Given the burgeoning increase in our elderly population, lifestyle strategies that mitigate aging-related impairments are essential. Bradykinesia, a cardinal symptom of Parkinson’s disease (PD), also affects up to 30% of the elderly population. Exercise can ameliorate locomotor impairment in PD models and patients, but the neuroanatomical and molecular basis for these effects have not been delineated. Striatal dopamine loss exceeds 80% at onset of bradykinesia in PD, but the greatest loss ever reported in aging humans or animal models is ~50%. Furthermore, exercise-related improvements in locomotor function can occur without significant effects on striatal dopamine in PD models. Here, we hypothesize that an established treadmill exercise regimen could attenuate aging-related bradykinesia (ARB) in conjunction with increased dopamine and the glial cell line-derived neurotrophic factor (GDNF) receptor, GDNF family receptor-alpha 1 (GFR-α1) in the substantia nigra (SN).

The rationale for this hypothesis is based on observations that striatal infusion of GDNF in aging models increases locomotor activity and dopamine in the SN, but not striatum. Second, GFR-α1 decreases only in the SN in aging. Third, replenishing the quantity of GFR-α1 lost due to aging increases locomotor activity in combination with increased dopamine and tyrosine hydroxylase (TH) expression in SN, but not striatum, in aged rats. A critical component of this hypothesis is that GDNF, which has been shown to increase following exercise, may also increase GFR-α1 expression.

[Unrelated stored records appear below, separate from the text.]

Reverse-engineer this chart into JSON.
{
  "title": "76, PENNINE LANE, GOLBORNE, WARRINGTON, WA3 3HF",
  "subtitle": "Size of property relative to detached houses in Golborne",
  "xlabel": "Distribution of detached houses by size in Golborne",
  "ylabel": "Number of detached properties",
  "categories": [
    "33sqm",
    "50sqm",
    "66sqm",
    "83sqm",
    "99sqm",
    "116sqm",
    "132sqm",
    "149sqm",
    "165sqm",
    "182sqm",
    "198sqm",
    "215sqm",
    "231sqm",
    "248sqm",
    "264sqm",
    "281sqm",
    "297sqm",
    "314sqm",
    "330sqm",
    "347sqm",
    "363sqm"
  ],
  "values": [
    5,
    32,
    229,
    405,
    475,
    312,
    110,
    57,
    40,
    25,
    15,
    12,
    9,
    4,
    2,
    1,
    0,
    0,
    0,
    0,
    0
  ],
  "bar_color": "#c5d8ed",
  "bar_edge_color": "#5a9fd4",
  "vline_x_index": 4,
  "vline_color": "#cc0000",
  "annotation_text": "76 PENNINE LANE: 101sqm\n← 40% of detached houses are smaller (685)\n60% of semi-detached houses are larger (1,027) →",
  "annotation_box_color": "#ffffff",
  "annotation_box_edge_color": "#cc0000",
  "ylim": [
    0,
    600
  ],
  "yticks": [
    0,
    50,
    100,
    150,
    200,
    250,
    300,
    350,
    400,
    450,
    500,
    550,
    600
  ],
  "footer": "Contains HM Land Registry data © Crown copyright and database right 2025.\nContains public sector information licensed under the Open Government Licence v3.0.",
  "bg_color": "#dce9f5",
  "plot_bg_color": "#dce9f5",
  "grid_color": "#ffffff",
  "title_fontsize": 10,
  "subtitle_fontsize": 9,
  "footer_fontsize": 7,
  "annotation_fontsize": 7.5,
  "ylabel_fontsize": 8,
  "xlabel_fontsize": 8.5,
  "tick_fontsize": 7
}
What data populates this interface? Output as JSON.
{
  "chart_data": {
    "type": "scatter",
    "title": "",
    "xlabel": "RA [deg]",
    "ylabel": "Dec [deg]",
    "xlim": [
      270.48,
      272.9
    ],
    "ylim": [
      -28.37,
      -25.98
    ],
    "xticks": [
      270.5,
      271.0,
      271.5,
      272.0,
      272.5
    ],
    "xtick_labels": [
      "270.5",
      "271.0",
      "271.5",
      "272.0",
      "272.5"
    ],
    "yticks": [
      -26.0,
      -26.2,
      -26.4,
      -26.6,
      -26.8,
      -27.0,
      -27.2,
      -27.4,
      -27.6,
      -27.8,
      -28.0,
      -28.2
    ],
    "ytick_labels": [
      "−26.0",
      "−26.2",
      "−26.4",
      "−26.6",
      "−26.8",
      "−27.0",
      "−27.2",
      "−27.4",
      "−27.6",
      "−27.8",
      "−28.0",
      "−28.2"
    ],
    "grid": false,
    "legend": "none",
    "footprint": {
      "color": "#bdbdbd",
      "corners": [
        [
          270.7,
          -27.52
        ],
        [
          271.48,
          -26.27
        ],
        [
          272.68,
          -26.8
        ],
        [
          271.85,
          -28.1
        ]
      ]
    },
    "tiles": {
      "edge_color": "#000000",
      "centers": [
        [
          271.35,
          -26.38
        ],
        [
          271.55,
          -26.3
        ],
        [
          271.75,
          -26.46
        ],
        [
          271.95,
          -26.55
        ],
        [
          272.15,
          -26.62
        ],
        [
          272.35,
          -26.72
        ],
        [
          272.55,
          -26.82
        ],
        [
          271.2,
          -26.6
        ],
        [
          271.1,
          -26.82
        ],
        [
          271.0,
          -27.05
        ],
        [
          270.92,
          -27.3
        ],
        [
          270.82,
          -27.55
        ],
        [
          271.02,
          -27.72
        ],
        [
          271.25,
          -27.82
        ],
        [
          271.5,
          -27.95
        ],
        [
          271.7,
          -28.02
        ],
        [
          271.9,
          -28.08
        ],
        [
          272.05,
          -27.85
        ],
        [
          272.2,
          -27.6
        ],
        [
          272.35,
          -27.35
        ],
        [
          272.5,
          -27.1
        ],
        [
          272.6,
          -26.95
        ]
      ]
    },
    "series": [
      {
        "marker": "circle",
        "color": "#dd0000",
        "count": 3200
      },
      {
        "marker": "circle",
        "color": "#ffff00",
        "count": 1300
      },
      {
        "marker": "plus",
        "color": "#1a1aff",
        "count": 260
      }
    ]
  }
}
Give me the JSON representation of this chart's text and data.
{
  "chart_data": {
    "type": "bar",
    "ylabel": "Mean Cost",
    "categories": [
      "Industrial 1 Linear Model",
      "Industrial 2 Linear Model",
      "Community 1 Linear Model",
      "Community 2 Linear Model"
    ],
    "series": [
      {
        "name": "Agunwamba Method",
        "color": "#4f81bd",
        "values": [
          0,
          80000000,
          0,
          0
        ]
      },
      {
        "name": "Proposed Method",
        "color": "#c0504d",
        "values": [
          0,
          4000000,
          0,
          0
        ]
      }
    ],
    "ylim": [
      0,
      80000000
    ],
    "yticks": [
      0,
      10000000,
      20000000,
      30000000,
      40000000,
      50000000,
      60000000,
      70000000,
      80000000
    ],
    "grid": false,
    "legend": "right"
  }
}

Using our treadmill exercise regimen, we assessed the impact of short- and long-term exercise on ARB and GDNF signaling in aged rats. Our results demonstrate that two rounds of our exercise regimen increased GFR-α1 expression and dopamine in SN of aged rats: a result that reflects the previously reported effect of exogenous GDNF. Notably, a repeated regimen of long-term exercise followed by an equal amount of rest eventually attenuated ARB when compared to non-exercise rats. These studies may be applicable in PD models, in that augmentation of dopamine biosynthesis in SN, instead of striatum, may be an important mechanism of improving locomotor impairment. Finally, our work may delineate molecular targets to enable development of therapeutic strategies that target bradykinesia, particularly in those who may be physically unable or unwilling to exercise.